Sentiment Analysis

The Serbian Movie Review Dataset (SerbMR)

The Serbian Movie Review Dataset (SerbMR) collection consists of three movie review datasets in Serbian which were constructed for the task of sentiment analysis:
Collected movie reviews in Serbian (ISLRN 252-457-966-231-5) – an unbalanced collection of 4725 movie reviews in Serbian.
SerbMR-2C – The Serbian Movie Review Dataset (2 Classes) (ISLRN 016-049-192-514-1) – a two-class balanced sentiment analysis dataset containing 1682 movie reviews in Serbian (841 positive and 841 negative reviews).
SerbMR-3C – The Serbian Movie Review Dataset (3 Classes) (ISLRN 229-533-271-984-0) – a three-class balanced sentiment analysis dataset containing 2523 movie reviews in Serbian (841 positive, 841 neutral, and 841 negative reviews).
The construction of this dataset collection is described in the LREC 2016 paper.

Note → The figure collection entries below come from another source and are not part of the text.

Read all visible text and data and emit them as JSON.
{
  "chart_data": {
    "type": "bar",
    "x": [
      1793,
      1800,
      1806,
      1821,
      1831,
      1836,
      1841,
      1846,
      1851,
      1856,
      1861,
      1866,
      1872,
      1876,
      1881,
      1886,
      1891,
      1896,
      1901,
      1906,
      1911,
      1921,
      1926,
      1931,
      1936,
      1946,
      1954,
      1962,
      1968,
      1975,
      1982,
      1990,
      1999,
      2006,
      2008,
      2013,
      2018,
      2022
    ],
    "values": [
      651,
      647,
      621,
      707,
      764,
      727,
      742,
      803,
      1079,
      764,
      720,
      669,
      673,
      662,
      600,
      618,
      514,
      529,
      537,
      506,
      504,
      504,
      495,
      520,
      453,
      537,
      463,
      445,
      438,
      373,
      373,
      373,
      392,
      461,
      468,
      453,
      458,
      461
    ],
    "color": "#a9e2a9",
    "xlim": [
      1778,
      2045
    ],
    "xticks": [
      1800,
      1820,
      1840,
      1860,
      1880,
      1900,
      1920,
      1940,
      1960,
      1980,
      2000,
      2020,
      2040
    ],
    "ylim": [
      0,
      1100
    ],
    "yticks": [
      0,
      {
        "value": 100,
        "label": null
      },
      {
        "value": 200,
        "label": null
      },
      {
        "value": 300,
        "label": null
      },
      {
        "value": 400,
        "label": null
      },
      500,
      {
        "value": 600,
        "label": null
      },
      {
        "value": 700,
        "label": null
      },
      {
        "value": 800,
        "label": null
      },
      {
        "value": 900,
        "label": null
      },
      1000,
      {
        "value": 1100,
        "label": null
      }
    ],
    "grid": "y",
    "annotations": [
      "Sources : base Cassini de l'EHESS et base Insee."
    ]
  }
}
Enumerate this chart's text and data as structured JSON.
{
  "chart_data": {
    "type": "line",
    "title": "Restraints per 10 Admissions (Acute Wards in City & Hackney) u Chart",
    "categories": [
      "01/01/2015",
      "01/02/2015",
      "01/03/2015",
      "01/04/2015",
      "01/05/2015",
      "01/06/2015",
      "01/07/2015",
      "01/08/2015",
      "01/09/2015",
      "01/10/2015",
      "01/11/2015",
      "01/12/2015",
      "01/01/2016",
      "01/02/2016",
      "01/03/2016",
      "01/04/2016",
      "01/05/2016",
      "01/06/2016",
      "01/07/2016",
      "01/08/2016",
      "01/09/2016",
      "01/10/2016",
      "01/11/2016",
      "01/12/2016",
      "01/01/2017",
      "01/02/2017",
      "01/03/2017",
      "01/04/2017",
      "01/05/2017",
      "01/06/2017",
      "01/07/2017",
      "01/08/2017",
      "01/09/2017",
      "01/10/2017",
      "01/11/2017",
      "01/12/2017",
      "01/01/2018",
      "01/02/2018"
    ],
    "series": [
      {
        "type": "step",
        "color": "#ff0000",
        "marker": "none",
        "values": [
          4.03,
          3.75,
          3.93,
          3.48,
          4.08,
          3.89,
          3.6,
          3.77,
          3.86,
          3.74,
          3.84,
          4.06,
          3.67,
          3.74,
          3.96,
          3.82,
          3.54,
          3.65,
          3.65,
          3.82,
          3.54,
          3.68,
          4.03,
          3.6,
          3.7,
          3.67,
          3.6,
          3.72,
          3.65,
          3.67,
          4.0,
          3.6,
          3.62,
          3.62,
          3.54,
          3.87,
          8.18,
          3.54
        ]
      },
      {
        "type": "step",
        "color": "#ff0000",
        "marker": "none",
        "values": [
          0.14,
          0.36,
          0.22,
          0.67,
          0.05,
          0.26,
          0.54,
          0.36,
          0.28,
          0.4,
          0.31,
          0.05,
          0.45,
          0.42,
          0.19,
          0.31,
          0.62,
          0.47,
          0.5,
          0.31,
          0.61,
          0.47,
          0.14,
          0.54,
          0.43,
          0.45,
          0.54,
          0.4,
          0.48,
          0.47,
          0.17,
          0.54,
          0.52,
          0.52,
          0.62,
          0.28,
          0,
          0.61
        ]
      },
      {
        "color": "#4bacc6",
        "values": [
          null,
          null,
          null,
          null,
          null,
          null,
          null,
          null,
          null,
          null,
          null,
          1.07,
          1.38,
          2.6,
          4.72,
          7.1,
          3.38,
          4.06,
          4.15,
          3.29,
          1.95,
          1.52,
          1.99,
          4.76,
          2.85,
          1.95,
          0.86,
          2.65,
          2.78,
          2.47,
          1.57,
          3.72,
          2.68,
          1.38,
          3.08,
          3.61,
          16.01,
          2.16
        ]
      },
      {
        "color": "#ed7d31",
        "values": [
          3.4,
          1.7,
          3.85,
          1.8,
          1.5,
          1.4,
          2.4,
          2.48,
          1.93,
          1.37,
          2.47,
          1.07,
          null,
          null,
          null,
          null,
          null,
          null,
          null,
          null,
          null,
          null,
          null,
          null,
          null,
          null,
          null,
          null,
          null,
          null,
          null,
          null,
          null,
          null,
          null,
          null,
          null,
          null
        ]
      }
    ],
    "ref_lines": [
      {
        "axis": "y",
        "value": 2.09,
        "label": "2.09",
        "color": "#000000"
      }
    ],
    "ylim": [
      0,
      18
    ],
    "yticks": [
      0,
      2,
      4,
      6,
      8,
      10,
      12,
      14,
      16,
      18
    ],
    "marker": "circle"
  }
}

NBSVM-Weka – a multiclass implementation of the NBSVM classifier for Weka

NBSVM is an algorithm, originally designed for binary text/sentiment classification, which combines the Multinomial Naive Bayes (MNB) classifier with the Support Vector Machine (SVM). It does so through the element-wise multiplication of standard SVM feature vectors by the positive class/negative class ratios of MNB log-counts.
This implementation extends the original algorithm to support multiclass classification using the one-vs-all approach. It relies on the LIBLINEAR library and its Java wrapper and is designed as a package for Weka. NBSVM-Weka was presented in the LREC 2016 paper.